We were sat there inside a big black cube which dominates the English Faculty basement. It was a Saturday night. This term’s New Cambridge Writers event drew excitably towards its close. Putting a small, gifted and largely female group of student writers on view, the evening stood as further evidence that the Judith E. Wilson is a truly terrific venue. Situated directly beneath the library and lecture theatres on the ground floor, the studio hosts and enables more informal and zany occasions for us to let off our literary steam. It’s nice to imagine the disapproval of certain dons, their research interrupted by snatches of poetry and song echoing sporadically from the floor below.
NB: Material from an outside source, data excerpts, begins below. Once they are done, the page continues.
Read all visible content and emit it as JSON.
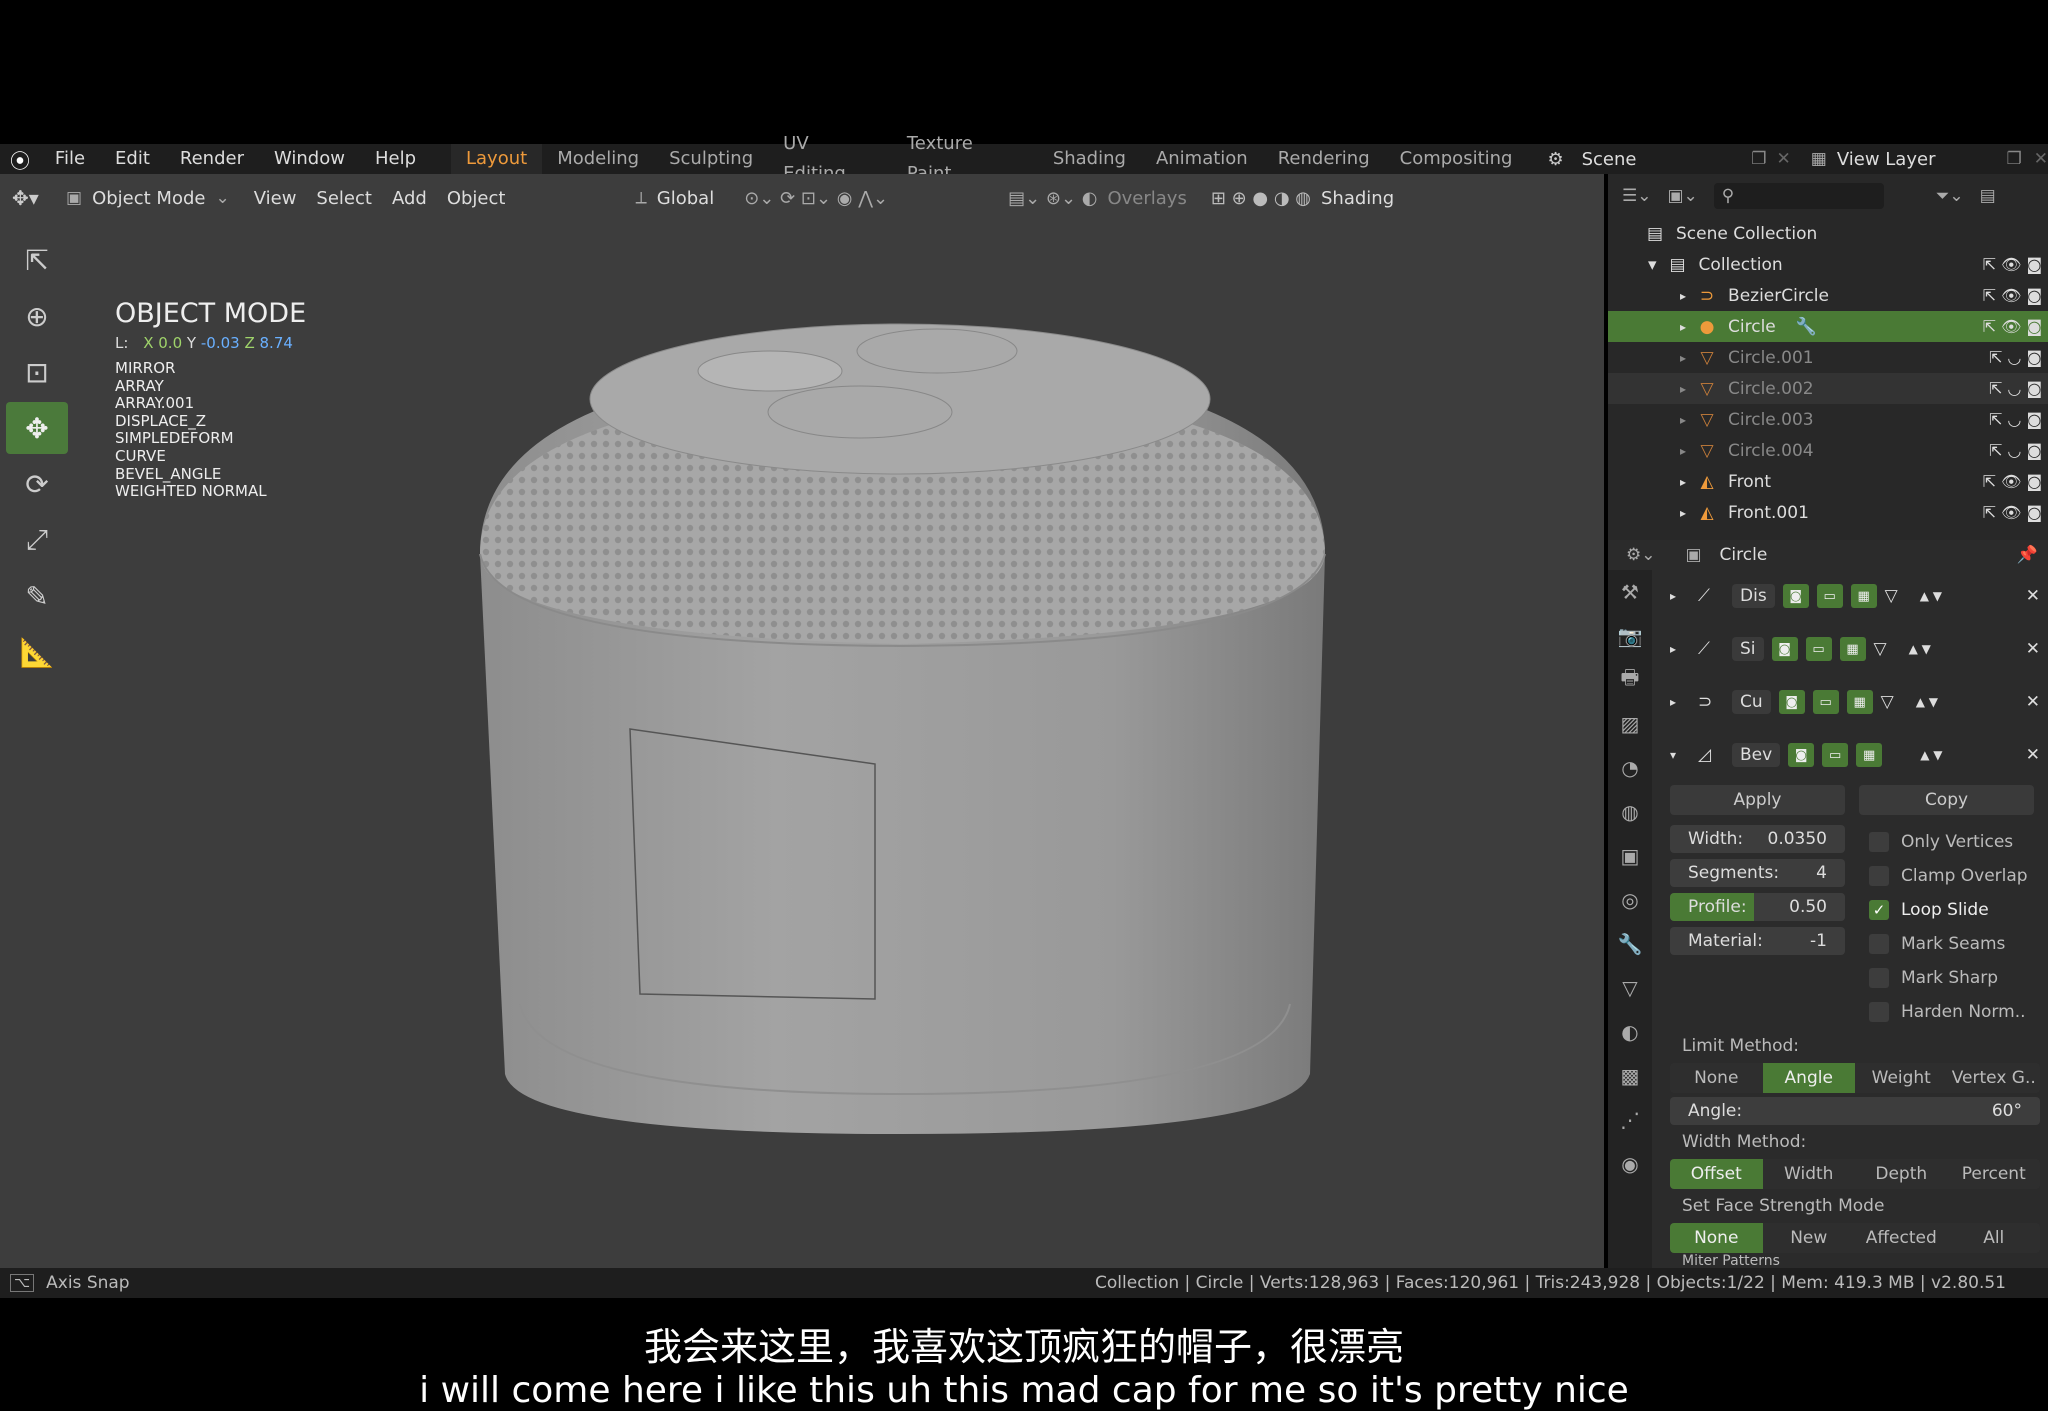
{
  "menu": [
    "File",
    "Edit",
    "Render",
    "Window",
    "Help"
  ],
  "workspaces": [
    "Layout",
    "Modeling",
    "Sculpting",
    "UV Editing",
    "Texture Paint",
    "Shading",
    "Animation",
    "Rendering",
    "Compositing"
  ],
  "scene_name": "Scene",
  "view_layer": "View Layer",
  "viewport_header": {
    "mode": "Object Mode",
    "menus": [
      "View",
      "Select",
      "Add",
      "Object"
    ],
    "orientation": "Global",
    "overlays": "Overlays",
    "shading": "Shading"
  },
  "overlay": {
    "mode_title": "OBJECT MODE",
    "loc_label": "L:",
    "x_label": "X",
    "x": "0.0",
    "y_label": "Y",
    "y": "-0.03",
    "z_label": "Z",
    "z": "8.74",
    "modifiers": [
      "MIRROR",
      "ARRAY",
      "ARRAY.001",
      "DISPLACE_Z",
      "SIMPLEDEFORM",
      "CURVE",
      "BEVEL_ANGLE",
      "WEIGHTED NORMAL"
    ]
  },
  "outliner": {
    "scene_collection": "Scene Collection",
    "collection": "Collection",
    "items": [
      {
        "name": "BezierCircle",
        "state": "normal"
      },
      {
        "name": "Circle",
        "state": "selected"
      },
      {
        "name": "Circle.001",
        "state": "dim"
      },
      {
        "name": "Circle.002",
        "state": "dim"
      },
      {
        "name": "Circle.003",
        "state": "dim"
      },
      {
        "name": "Circle.004",
        "state": "dim"
      },
      {
        "name": "Front",
        "state": "normal"
      },
      {
        "name": "Front.001",
        "state": "normal"
      }
    ]
  },
  "properties": {
    "object_name": "Circle",
    "modifiers": [
      {
        "short": "Dis"
      },
      {
        "short": "Si"
      },
      {
        "short": "Cu"
      },
      {
        "short": "Bev"
      }
    ],
    "apply": "Apply",
    "copy": "Copy",
    "width_label": "Width:",
    "width": "0.0350",
    "segments_label": "Segments:",
    "segments": "4",
    "profile_label": "Profile:",
    "profile": "0.50",
    "material_label": "Material:",
    "material": "-1",
    "checks": [
      {
        "label": "Only Vertices",
        "on": false
      },
      {
        "label": "Clamp Overlap",
        "on": false
      },
      {
        "label": "Loop Slide",
        "on": true
      },
      {
        "label": "Mark Seams",
        "on": false
      },
      {
        "label": "Mark Sharp",
        "on": false
      },
      {
        "label": "Harden Norm..",
        "on": false
      }
    ],
    "limit_method_label": "Limit Method:",
    "limit_methods": [
      "None",
      "Angle",
      "Weight",
      "Vertex G.."
    ],
    "angle_label": "Angle:",
    "angle": "60°",
    "width_method_label": "Width Method:",
    "width_methods": [
      "Offset",
      "Width",
      "Depth",
      "Percent"
    ],
    "face_strength_label": "Set Face Strength Mode",
    "face_strength": [
      "None",
      "New",
      "Affected",
      "All"
    ],
    "miter_label": "Miter Patterns"
  },
  "status": {
    "left": "Axis Snap",
    "right": "Collection | Circle | Verts:128,963 | Faces:120,961 | Tris:243,928 | Objects:1/22 | Mem: 419.3 MB | v2.80.51"
  },
  "subtitles": {
    "zh": "我会来这里，我喜欢这顶疯狂的帽子，很漂亮",
    "en": "i will come here i like this uh this mad cap for me so it's pretty nice"
  },
  "colors": {
    "accent": "#4a7a35",
    "active_workspace": "#ee9a3b",
    "axis_x": "#9fd36a",
    "axis_yz": "#6ab0ff"
  }
}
Although attending New Cambridge Writers was, admittedly, a fairly civilised experience, its complimentary wine and biscuits were counterpointed by the gusto and immediacy of many readings. Poems from Richard Osmond and Laura Kilbride bookended the proceedings, and stood out as visceral, self-consciously perfomative pieces. Osmond prefaced each poem with witty and inclusive anecdotes, rationalising his inspirations (Japanese food and a particularly extortionate type of coffee machine) before dramatising them with clarity and concentration.

The final poet to read, Kilbride voiced her work with an endearingly nervous energy. Her sequence of nine fourteen-line poems was performed using various hand gestures, along with decisive changes in tone which resolved themselves in something close to rapping. Kilbride threw words as though weapons at her audience, forcing us to press up against their meanings and sounds.

Yet the evening’s quieter poets (Alice Malin, Julia Rampen, Annie Katchinska and erstwhile Varsity critic Colette Sensier) also held the audience’s attention. Their writing shared an emphasis on personal memory, and exhibited a shy ambition to communicate painful truths. Amidst the more direct observations in Sensier’s brief but memorable poem ‘Holocaust’, the line “hanging like half a story from your grandmother’s sleeve” emerged. Deft and electric, lines like these would crop up throughout the evening, with the power to surprise. 

But what was good about New Cambridge Writers also has its logical conclusion in a trickier question: why are such events so hard to come by? Whilst no one would deny that it takes guts to share and broadcast your writing, the evening demonstarted some of the pleasures in doing so.

When Trevor Joyce, this year’s Judith E. Wilson poetry fellow, made a short speech he focused on ‘organisation’, and the need to make the most out of all things literary. Cambridge is a small town where word travels fast. So let’s have more words, travelling faster and in interesting directions.